Schließlich gab er ihnen noch den Namen eines Mitarbeiters der deutschen Botschaft, der – ohne Einzelheiten zu kennen – angewiesen worden war, ihnen im Notfall Hilfe zu gewähren.

Nikos hatte auch einige Adressen von Kontaktleuten der Widerstandsgruppe, sodass sie eine Reihe von Ansatzpunkten haben würden.

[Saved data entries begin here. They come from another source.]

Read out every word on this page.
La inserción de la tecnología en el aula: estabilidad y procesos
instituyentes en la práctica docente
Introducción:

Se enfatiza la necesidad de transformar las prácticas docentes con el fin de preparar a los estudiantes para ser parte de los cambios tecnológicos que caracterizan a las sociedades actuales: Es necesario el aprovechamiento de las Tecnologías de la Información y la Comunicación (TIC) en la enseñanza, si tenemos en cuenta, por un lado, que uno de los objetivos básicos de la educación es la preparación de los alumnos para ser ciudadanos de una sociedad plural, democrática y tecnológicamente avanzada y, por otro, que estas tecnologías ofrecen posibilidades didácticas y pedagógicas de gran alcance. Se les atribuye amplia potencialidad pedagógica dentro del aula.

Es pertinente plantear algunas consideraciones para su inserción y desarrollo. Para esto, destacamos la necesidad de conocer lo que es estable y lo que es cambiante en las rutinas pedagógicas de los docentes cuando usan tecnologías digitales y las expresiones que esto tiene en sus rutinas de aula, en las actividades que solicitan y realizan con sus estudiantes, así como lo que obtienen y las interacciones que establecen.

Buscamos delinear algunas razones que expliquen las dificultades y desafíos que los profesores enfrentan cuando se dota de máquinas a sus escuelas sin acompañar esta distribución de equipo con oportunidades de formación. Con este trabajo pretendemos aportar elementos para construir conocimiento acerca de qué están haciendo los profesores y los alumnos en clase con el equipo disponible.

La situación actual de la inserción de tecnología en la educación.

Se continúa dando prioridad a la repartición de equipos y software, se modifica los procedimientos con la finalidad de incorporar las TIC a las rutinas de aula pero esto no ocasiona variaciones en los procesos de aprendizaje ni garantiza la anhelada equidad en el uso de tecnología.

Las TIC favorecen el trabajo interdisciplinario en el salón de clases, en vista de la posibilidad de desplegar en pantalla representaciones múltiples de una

Phil und Hamit sollten auf dem Rückweg von Zypern nach London in Bonn Station machen und mit Klaus dem MAD-Chef ihre Erkenntnisse mitteilen. Als es längst dunkel war und erste Mägen vernehmlich knurrten, kam Fred zu seinem letzten Punkt, der Vorbereitung der Tripolis-Konferenz mit den Industriellen:

„Die Konferenz ist eine reine Showveranstaltung. Gaddafi wird reden, der Geheimdienstchef auch. Dann wird diskutiert, wie die Sicherheitsdienste der Firmen und des Staates zusammenarbeiten, die Kompetenzverteilung und die Ausrüstung festgelegt, personell und technisch, und so etwas. Al-Marzouki hat mir die Vereinbarung geschickt, die er verabschieden lassen will. Die Zusammenarbeit unserer Dienste, und dass Sommerstons Sicherheitsleute von uns gestellt werden, wird nicht zur Sprache kommen. Wie gesagt, alles Show, wohl in erster Linie für die zwei, drei anderen Firmen, die dabei sind. Die Libyer wollen ihnen zeigen, dass ihre Investitionen sicher sind."

Nicht nur Tom fragte sich, ob dieses „Ergebnis" wirklich den Aufwand rechtfertigte:

„Kannst Du mir mal sagen, was wir da eigentlich verloren haben?"

„Der Wunsch des Großen Vorsitzenden, Euch um sich zu haben, ist uns doch Befehl," erwiderte Fred sarkastisch. „Tut mir nur den Gefallen und schlaft nicht ein zwischendurch."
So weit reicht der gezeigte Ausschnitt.